Lieff Cabraser Civil Justice Blog
Dean Harvey Speaks on the Challenges of Navigating No-Poach Agreements at 68th Annual ABA Antitrust Law Section Virtual Spring Meeting

Dean Harvey Speaks on the Challenges of Navigating No-Poach Agreements at 68th Annual ABA Antitrust Law Section Virtual Spring Meeting

Lieff Cabraser partner Dean M. Harvey recently participated in panel discussion on “No-Poach: Assessing Risk in Uncertain Seas” as a part of the American Bar Association’s 68th Annual Antirust Law Section Virtual Spring Meeting. The panel was presented by the Cartel & Criminal Practice and Trial Practice Committees and will be turned into a podcast along with other presented materials available for viewing later this month.

As no-poach cases grow and litigation over the putatively illegal agreements remain uncertain territory, the Antitrust Section assembled an expert panel of antitrust and competition lawyers who took a practical look at the challenges in assessing risk and counseling clients regarding agreements between employers not to hire each other’s employees, including the applicable standard of review, risks of proof at trial, harm and injury, and prosecutorial discretion.
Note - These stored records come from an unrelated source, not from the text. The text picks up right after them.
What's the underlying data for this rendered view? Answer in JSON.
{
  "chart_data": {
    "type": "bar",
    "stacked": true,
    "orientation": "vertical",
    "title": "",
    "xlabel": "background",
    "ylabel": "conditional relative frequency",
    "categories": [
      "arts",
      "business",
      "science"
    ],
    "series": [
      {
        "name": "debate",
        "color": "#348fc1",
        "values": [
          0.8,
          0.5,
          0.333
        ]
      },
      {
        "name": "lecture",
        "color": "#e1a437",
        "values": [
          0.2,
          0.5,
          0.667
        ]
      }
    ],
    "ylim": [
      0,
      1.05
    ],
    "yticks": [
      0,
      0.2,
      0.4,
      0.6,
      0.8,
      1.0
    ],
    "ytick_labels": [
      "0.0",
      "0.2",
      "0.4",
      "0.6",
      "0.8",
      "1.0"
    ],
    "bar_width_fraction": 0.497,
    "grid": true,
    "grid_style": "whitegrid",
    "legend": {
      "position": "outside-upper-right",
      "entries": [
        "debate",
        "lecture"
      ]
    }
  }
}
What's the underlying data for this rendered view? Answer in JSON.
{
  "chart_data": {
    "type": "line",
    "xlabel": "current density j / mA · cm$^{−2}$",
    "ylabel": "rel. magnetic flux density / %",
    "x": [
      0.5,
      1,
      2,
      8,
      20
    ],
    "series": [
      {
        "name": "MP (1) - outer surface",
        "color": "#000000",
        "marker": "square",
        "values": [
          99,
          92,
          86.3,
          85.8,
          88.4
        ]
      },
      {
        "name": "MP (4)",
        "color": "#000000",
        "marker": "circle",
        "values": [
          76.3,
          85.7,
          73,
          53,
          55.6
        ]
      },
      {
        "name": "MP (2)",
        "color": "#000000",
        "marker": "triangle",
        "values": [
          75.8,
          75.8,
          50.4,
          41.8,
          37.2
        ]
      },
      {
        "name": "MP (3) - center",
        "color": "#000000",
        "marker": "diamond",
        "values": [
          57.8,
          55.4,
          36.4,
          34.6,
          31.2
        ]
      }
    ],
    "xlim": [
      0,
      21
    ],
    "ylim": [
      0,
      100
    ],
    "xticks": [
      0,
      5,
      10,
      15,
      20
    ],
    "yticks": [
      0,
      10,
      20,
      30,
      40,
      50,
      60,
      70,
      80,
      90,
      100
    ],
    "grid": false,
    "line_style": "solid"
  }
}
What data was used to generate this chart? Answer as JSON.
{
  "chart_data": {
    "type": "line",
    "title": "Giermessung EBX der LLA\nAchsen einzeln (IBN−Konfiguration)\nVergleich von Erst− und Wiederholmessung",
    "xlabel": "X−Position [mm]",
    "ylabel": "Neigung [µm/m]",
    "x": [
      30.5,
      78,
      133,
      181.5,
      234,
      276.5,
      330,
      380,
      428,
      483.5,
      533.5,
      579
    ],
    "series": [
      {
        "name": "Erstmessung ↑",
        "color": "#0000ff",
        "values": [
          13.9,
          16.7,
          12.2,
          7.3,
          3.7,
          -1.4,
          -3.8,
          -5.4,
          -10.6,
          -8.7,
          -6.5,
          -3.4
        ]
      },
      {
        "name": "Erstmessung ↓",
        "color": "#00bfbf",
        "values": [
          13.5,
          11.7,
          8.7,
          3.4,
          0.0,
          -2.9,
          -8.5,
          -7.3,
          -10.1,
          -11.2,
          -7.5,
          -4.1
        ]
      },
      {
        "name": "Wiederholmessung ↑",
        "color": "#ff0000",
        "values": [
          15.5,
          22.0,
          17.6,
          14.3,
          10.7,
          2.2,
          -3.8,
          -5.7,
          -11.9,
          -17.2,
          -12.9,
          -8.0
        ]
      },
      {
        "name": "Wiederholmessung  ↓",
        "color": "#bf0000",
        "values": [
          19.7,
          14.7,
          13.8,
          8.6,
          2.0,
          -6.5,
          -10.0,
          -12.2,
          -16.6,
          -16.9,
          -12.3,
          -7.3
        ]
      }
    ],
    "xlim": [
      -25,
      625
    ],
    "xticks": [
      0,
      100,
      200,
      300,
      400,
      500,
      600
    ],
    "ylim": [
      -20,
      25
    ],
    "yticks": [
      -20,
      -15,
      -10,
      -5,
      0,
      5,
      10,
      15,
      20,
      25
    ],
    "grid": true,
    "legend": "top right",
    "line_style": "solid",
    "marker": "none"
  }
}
Read the ABA’s full 68th Annual Antirust Law Section Virtual Spring Meeting agenda here.

About Dean Harvey

A partner in Lieff Cabraser’s San Francisco office, Dean Harvey represents individuals and companies in antitrust, business tort, employment, and intellectual property litigation. His cases seek to remedy and prevent wrongful conduct by dominant firms. These precedent-setting lawsuits concern a wide variety of industries and markets. Remedies include reimbursing purchasers who have overpaid for price-fixed products; preventing monopolists from stifling innovation and eliminating competition; and obtaining damages for businesses, inventors, and copyright owners.

Dean was a leader in the High-Tech Antitrust class action against Google, Apple, Intel and other tech giants for allegedly conspiring to suppress the mobility and compensation of their technical employees. This landmark case resulted in the largest recovery (by far) of any class action asserting antitrust claims in the employment context: $435 million. Dean continues the fight to ensure that employees receive competitive compensation, currently representing a doctor in a class action alleging an unlawful no-hire agreement between the medical schools of Duke University and the University of North Carolina.